Diplomatie. Le dossier : le grand retour de l’Italie en Libye

par | 15 avril 2021 | Newsletter

L’Italie signe son grand retour en Libye, facilité par le fait que le nouveau Premier Ministre, M. Abdelhamid Dbeibah, entrepreneur dans le BTP et proche de Saïf el Islam avant la révolution de 2011, avait suivi de près le plan Berlusconi de 2008 d’investissements massifs italiens en Libye.
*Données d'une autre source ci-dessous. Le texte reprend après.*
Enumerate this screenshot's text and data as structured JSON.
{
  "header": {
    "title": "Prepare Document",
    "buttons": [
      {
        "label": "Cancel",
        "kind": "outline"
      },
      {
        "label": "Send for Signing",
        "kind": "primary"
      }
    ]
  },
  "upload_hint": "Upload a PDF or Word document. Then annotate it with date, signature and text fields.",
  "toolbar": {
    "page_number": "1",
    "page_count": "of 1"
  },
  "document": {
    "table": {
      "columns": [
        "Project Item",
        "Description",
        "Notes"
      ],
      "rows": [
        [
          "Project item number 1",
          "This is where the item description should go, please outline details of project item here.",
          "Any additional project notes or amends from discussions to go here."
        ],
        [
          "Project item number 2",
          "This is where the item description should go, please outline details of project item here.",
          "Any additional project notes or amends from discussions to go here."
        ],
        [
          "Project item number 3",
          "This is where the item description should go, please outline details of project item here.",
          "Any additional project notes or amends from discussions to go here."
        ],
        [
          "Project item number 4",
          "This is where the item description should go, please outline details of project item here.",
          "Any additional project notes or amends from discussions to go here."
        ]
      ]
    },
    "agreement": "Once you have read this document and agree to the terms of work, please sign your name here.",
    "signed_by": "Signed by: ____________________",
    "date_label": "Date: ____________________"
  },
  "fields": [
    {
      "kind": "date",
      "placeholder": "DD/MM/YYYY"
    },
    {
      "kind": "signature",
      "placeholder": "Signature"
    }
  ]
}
C’est avec ce plan en tête que le nouveau Premier Ministre italien, M. Draghi, s’est envolé le 6 avril dernier. Les priorités italiennes sont claires :

1.D’abord, l’énergie. Ce n’est pas un hasard si le PDG de l’ENI, M. Claudio Descalzi, est venu le 21 mars dernier à tripoli préparer le voyage du Premier Ministre Draghi en Libye. Avant la guerre, la production de l’ENI en Libye avoisinait les 280 000 barils par jour (12,5% de la production globale du groupe) lorsque la production libyenne était à 1,7 million de barils/jour. Avec l’Egypte (pour le gaz), la Libye fait partie des marchés-clés pour l’entreprise, véritable état dans l’Etat en Italie ; la restauration de l’électricité est la priorité du régime pour calmer des populations en butte à des pannes récurrentes d’électricité. L’Italie a également proposé un vaste plan d’investissement dans les énergies tant fossiles que renouvelables aux ministres compétents (ministre de l’économie, M. Muhammad al Hawaji, ancien ministre de Kadhafi et ministre du pétrole et du gaz, Ahmed Mohamed Aoun, ancien président de Mellitah Oil and Gas Company, société commune entre l’ENI et la NOC libyenne)

 

2. La sécurité des frontières ensuite. Point essentiel pour l’Italie et pour l’Europe, le contrôle des frontières de la Libye, fait l’objet de deux politiques :

 

  • D’une part, la formation et le réarmement des garde-côtes, notamment par la Guarda di Finanza qui a fourni une assistance technique majeure avec l’aide des chantiers italiens (Intermarine et Cantierie Navale Vittoria et le chantier de Catane en Sicile) à la base des garde-côtes de Zuwarah. Livraison de patrouilleurs (6 dont 4 demeurent en service), maintenance des unités livrées, formation, n’ont pas cessé depuis.
  • De l’autre, la sécurité des frontières terrestres avec une phase 1 (Ouest du pays) déjà octroyé à une entreprise italienne (GEM) et une phase 2 (Est : avec radars et barrières et caméras) qui n’était pas encore attribuée au moment de la révolution de 2011. Par ailleurs, la question des « terminaisons opérationnelles » (hélicoptères, véhicules d’intervention, vedettes, patrouilleurs, drones, etc) n’était pas encore octroyée. Leonardo, la société d’électronique de défense italienne reprend actuellement les dossiers laissés par Selex, alors filiale électronique de Finmeccanica (devenue Leonardo). Notons que EADS DS (désormais Airbus DS) et Thales étaient intéressés par ce marché.

 

3. Les voies de communication, notamment la grande autoroute Egypte-Tunisie, soit 2000km de routes : un projet très politique et onéreux (5 milliards $ évoqués) ; les lots de construction seront prochainement mis aux enchères (Misrata-Tunisie notamment) ; les infrastructures aéroportuaires ne sont pas oubliées avec l’assistance technique de l’ENAV italienne (aviation civile) auprès du ministère des Transports et les rénovations des aéroports (dont celui de Mitiga, proche de Tripoli) par le consortium italien Aeneas.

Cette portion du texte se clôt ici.